SABIRA QURESHI
Biography
It all started as a chance encounter with a 9-year old boy selling pappadums in an upscale market in Pakistan’s capital city Islamabad. When I asked why he wasn’t in school, he expressed a desire to study but also his family’s inability to send him to school. I learned they lived nearby, so I asked him to hop into the car and take me to his home. That’s when I discovered a whole different world –literally in our backyard. There was this large urban slum just a few blocks from where I lived. That realization propelled me into doing something tangible to help improve the lives of this segment of our population that had been totally overlooked by our society and the government.

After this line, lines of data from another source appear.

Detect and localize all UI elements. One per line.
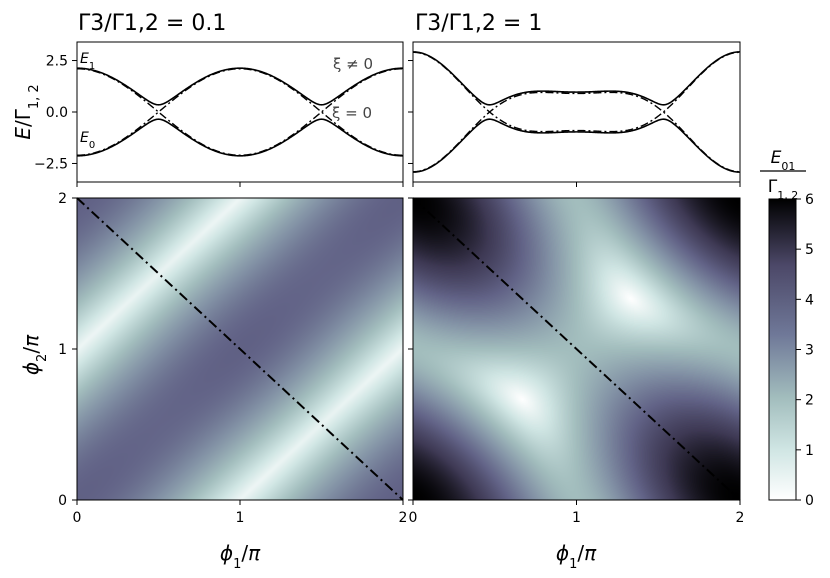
colorbar-tick-label: 5 [805, 242, 814, 258]
panel-frame [412, 41, 741, 183]
xlabel-phi1-left: ϕ1/π [220, 541, 261, 572]
colorbar-tick-label: 4 [805, 292, 814, 308]
ytick-label: 1 [58, 342, 67, 358]
annotation-xi-nonzero: ξ ≠ 0 [333, 55, 373, 73]
xlabel-phi1-right: ϕ1/π [556, 541, 597, 572]
xtick-label: 1 [236, 510, 245, 526]
ytick-label: 0 [58, 493, 67, 509]
ylabel-energy: E/Γ1, 2 [11, 84, 42, 139]
colorbar-tick-label: 3 [805, 343, 814, 359]
title-right: Γ3/Γ1,2 = 1 [415, 11, 542, 36]
xtick-label: 0 [409, 510, 418, 526]
colorbar-tick-label: 2 [805, 393, 814, 409]
panel-energy-left: −2.50.02.5 E1 E0 ξ ≠ 0 ξ = 0 [34, 41, 404, 187]
series-xi-zero-b [77, 68, 403, 156]
colorbar-tick-label: 0 [805, 493, 814, 509]
annotation-E0: E0 [80, 130, 95, 151]
panel-heatmap-left: 0 1 2 0 1 2 [58, 191, 407, 526]
ytick-label: 0.0 [46, 105, 68, 121]
xtick-label: 0 [73, 510, 82, 526]
colorbar-label-denominator: Γ1, 2 [768, 177, 798, 202]
ytick-label: 2.5 [46, 54, 68, 70]
series-xi-nonzero-upper [413, 51, 740, 106]
series-xi-zero-b [413, 91, 740, 173]
ylabel-phi2: ϕ2/π [19, 334, 50, 375]
series-xi-zero-a [77, 68, 403, 156]
annotation-xi-zero: ξ = 0 [332, 104, 372, 122]
panel-heatmap-right: 0 1 2 [408, 197, 745, 526]
panel-energy-right [408, 41, 741, 187]
colorbar-tick-label: 1 [805, 443, 814, 459]
colorbar-gradient [768, 198, 797, 501]
title-left: Γ3/Γ1,2 = 0.1 [78, 11, 226, 36]
xtick-label: 1 [572, 510, 581, 526]
xtick-label: 2 [736, 510, 745, 526]
colorbar: E01 Γ1, 2 0 1 2 3 4 5 6 [760, 148, 814, 509]
colorbar-label-numerator: E01 [771, 148, 796, 173]
ytick-label: 2 [58, 191, 67, 207]
series-xi-nonzero-lower [413, 118, 740, 173]
xtick-label: 2 [399, 510, 408, 526]
ytick-label: −2.5 [34, 156, 68, 172]
diagonal-line [412, 197, 741, 501]
colorbar-tick-label: 6 [805, 192, 814, 208]
diagonal-line [76, 197, 404, 501]
series-xi-zero-a [413, 51, 740, 133]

I wanted to go beyond the decades of development sector consulting work that I had been doing up until then (and continued to do for a living) – even though this was also focusing on human rights and social justice. I wanted to work directly with grassroots communities to make a difference in the lives of people. Perhaps, my background in women’s rights activism and a family history of social work played a role in this decision.
I hired a teacher and started holding classes, initially with just ten children, under a tree. I gradually motivated other parents to also start sending their children to our school. When ’my pappadum-selling family’ moved to different urban slum, they approached me to start another school there, as none of the children were going to school in this new locality either. These initial schools laid the groundwork for today’s network of Pehli Kiran Schools.